San Francisco Chronicle columnist Otis Taylor added his voice for de-funding Urban Shield in an October 25 column: “Urban Shield is funded by the federal government, but the Alameda Board of Supervisors approves the use of those funds. It’s time for supervisors to give their stamp of disapproval,” he concluded.
Sheriff Greg Ahern, who coordinates Urban Shield, called Taylor to respond, claiming that Urban Shield offers training necessary for terrorist incidents and that police budgets have been cut since 2008. Taylor welcomed the gesture of communication and found common ground in sports, but pointed out that Homeland Security has given $34 billion in grants to law enforcement and “agreed to disagree” about Urban Shield.
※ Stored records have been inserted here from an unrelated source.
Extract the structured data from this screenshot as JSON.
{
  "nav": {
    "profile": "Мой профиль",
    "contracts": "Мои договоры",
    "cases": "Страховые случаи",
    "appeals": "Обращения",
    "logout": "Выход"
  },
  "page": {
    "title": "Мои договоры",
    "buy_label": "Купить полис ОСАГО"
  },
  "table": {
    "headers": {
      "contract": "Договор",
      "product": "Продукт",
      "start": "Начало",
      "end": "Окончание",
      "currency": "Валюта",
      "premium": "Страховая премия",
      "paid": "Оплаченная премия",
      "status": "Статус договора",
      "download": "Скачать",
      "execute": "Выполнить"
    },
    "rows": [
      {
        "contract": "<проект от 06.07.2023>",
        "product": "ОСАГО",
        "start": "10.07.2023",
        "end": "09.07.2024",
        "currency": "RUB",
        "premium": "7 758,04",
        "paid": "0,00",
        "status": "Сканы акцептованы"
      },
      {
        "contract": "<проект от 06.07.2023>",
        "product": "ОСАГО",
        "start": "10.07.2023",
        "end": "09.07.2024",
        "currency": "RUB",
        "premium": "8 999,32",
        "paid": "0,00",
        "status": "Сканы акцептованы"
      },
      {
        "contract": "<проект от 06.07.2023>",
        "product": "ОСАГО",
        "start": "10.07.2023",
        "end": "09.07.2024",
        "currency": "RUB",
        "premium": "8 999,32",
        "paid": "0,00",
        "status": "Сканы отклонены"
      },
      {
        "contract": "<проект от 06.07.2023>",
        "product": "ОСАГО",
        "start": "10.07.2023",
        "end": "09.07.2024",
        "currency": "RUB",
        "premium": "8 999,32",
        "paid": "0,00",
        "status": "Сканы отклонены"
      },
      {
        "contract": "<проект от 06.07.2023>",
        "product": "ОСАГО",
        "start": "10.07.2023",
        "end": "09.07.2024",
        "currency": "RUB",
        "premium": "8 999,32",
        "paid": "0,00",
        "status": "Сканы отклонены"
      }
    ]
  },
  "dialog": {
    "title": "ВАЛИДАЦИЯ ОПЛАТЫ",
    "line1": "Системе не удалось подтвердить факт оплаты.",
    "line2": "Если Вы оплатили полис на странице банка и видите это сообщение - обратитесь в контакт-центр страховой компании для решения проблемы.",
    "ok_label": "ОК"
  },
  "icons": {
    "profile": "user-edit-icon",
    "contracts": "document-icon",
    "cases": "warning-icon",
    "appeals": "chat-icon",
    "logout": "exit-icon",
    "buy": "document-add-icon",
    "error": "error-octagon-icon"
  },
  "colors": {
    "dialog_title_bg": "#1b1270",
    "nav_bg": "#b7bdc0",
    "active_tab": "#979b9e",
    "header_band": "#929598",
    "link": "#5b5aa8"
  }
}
The coalition opposing Urban Shield’s misplaced priorities issued a ten-page report, Urban Shield: Abandoning Hope Not Building Hope, that describes how Urban Shield is funded and its impact, while making the case for practical alternatives for emergency preparedness. The report was presented to Alameda County Supervisors on September 13.
Sheriff Ahern is scheduled to speak about Urban Shield to the Alameda Board of Supervisors on December 20. The community will be there to listen and express our concerns. We invite you to join us.
John Lindsay-Poland is coordinator of AFSC San Francisco Wage Peace.